Il corso mira ad avvicinare gli studenti ad autori e modalità di genere rappresentativi della letteratura e della cultura inglese nell’ambito della periodizzazione prevista per il secondo anno (dalla seconda metà del Seicento alla prima metà dell’Ottocento) e a promuoverne la capacità di approccio critico ai testi e ai loro contesti.

Per lo studio dei singoli autori e dei periodi letterari inerenti a entrambi i moduli si raccomanda la consultazione di un manuale di storia della letteraura inglese, a scelta tra: A Critical History of English Literature di D. Daiches, la Macmillan History of English Literature, la Cambridge History of English Literature, o la Storia della letteratura inglese di M. Praz.

Programma

Il modulo 1 intende offrire un percorso di lettura nella lirica amorosa del Seicento che privilegia le modalità drammatiche della lezione di Shakespeare.
Il modulo 2 si propone di guidare gli studenti a un’analisi delle tecniche retoriche, raccoglibili nel comune denominatore dell’ironia e dell’autoriflessività narrative, con cui Sterne, sommamente, e, più tardi, Thackeray sfidano il lettore a cooperare nella ricerca etica di veridicità.

MODULO 1 (CFU 3: ore 24). Lirica amorosa del Seicento: il gioco delle parti.

Testi
- W. Shakespeare, Sonnets (6 sonetti, che verranno indicati a inizio semestre)
- J. Donne, “Elegy XIX: To his mistress going to bed”; “The good morrow”;
“The canonization”; “A valediction: forbidding mourning”.
- A. Marvell, “To his coy mistress”; “The definition of love”.
- J. W. Earl of Rochester, “Phillis, be gentler, I advise”; “Love and Life. A song”; “The imperfect enjoyment”; “Upon leaving his mistress”.
- A. Behn, “The golden age”; “On desire. A Pindarick”; “The disappointment”.

Opere critiche
- A. Serpieri (a cura di), Introduzione a W. Shakespeare, Sonetti, Rizzoli.
- D. Mackenzie, The Metaphysical Poets, Macmillan, 1990 (le parti che verranno indicate)
- R. Ballaster, “John Wilmot, Earl of Rochester”, in The Cambridge Companion to English Literature 1650-1740, a cura di S.N. Zwicker, 1999.
- J. Munns. “Pastoral and lyric: Astrea in Arcadia”, in The Cambridge Companion to Aphra Behn, a cura di D. Hughes e J. Todd, 2004.
- G.N. Leech, A Linguistic Guide to English Poetry, Longman, 1988 (sussidio di utile consultazione, facoltativo).
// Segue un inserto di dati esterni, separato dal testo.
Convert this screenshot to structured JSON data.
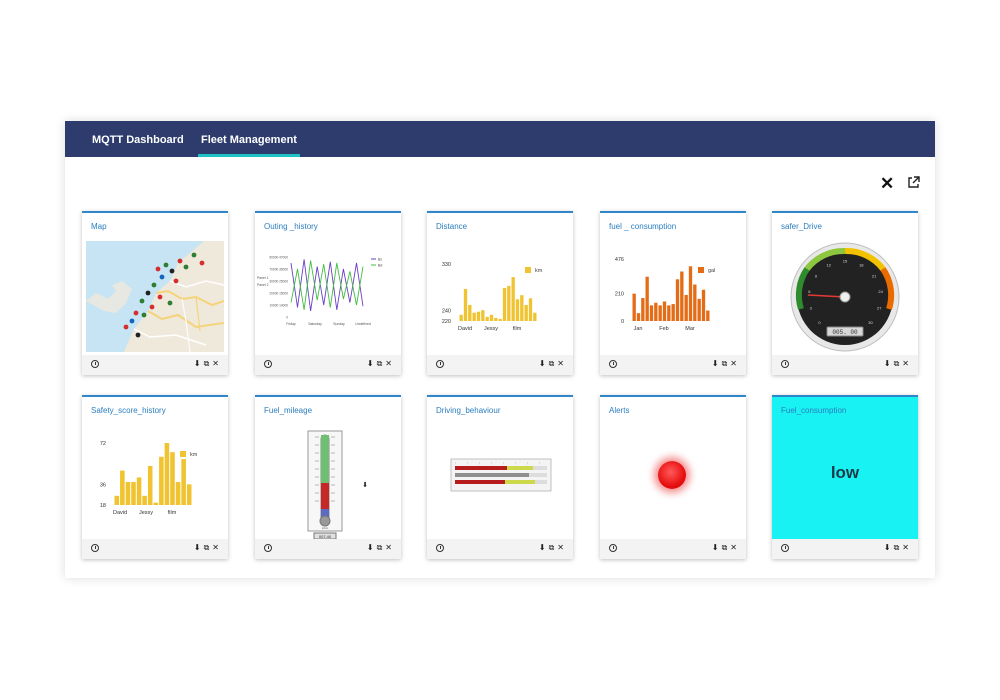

MODULO 2 (CFU 3 : ore 24). L’etica dell’ironia: autoriflessività e ironia narrativa in Tristram Shandy e Barry Lyndon.

Testi
- L. Sterne, The Life and Opinions of Tristram Shandy, Gentleman (1760-67) (le parti che verranno indicate).
- W.M. Thackeray, The Memoirs of Barry Lyndon, Esq. (1844, 1856)

Opere critiche
- M. New (ed.), The Life and Opinions of Tristram Shandy, Gentleman. Laurence Sterne, New Casebooks, Macmillan, 1988 (I capitoli che verranno indicati).
- E.F. Harden, Thackeray the Writer, Macmillan, 1998 (ch.6).
- S. Chatman, Narrative Structure in Fiction and Film, Cornell U.P., 1983 (le parti che verranno indicate).



Avvertenza: gli studenti impossibilitati a frequentare le lezioni sono tenuti a contattare la docente prima di accingersi alla preparazione dell’esame.